Here's the code, with timing outputs in the DATA section:
require 'thread'
N = Integer(ARGV.shift || 1000)
q = Queue.new
th = Thread.new do
n = 0
while x = q.pop
n += 1
end
puts "n = #{n}"
end
time0 = Process.times
N.times do
100.times do |x|
q.push x
end
end
q.push nil
th.join
time1 = Process.times
puts "utime = #{time1.utime - time0.utime}"
__END__
$ ruby -v
ruby 1.9.3p0 (2011-10-30) [x86_64-linux]
$ ruby th.rb 10
n = 1000
utime = 0.01
$ ruby th.rb 100
n = 10000
utime = 0.01
$ ruby th.rb 1000
n = 100000
utime = 0.33999999999999997
$ ruby th.rb 10000
n = 1000000
utime = 44.65
Memory usage is pretty flat--seems to stay under 15MB.

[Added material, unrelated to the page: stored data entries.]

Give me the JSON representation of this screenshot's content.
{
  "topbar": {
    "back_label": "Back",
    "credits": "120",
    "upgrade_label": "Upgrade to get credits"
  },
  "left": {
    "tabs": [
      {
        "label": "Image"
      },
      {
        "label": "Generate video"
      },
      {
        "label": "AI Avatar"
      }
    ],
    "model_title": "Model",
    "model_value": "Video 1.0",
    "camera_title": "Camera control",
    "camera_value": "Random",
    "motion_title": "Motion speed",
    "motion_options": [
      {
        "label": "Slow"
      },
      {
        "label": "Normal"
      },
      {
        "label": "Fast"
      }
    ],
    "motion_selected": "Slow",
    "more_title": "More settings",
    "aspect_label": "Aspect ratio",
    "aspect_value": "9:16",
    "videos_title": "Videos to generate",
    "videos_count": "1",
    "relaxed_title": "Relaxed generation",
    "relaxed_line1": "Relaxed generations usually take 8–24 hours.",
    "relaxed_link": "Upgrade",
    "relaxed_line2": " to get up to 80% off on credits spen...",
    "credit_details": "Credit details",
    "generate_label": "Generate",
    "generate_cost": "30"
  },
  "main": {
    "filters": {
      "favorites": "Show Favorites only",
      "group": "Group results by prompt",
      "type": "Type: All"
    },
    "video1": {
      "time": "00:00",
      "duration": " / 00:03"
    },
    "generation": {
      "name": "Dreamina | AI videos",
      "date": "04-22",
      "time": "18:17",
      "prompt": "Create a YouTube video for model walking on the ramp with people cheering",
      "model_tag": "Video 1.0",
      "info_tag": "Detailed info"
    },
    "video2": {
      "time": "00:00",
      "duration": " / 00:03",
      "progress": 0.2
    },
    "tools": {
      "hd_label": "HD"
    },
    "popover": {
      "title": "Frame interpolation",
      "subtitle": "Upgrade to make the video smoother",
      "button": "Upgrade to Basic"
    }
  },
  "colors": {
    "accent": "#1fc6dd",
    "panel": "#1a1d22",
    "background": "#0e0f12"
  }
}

For comparison, here's the same series on ruby 1.8.7:
$ ruby1.8 -v
ruby 1.8.7 (2010-06-23 patchlevel 299) [x86_64-linux]
$ ruby1.8 th.rb 10
n = 1000
utime = 0.01
$ ruby1.8 th.rb 100
n = 10000
utime = 0.14
$ ruby1.8 th.rb 1000
n = 100000
utime = 0.16
$ ruby1.8 th.rb 10000
n = 1000000
utime = 1.43
And FWIW the same series on jruby, but the comparison is probably
muddled by the JIT compiler:
$ jruby -v -e 'p RUBY_VERSION'
jruby 1.6.5 (ruby-1.9.2-p136) (2011-10-25 9dcd388) (Java HotSpot(TM)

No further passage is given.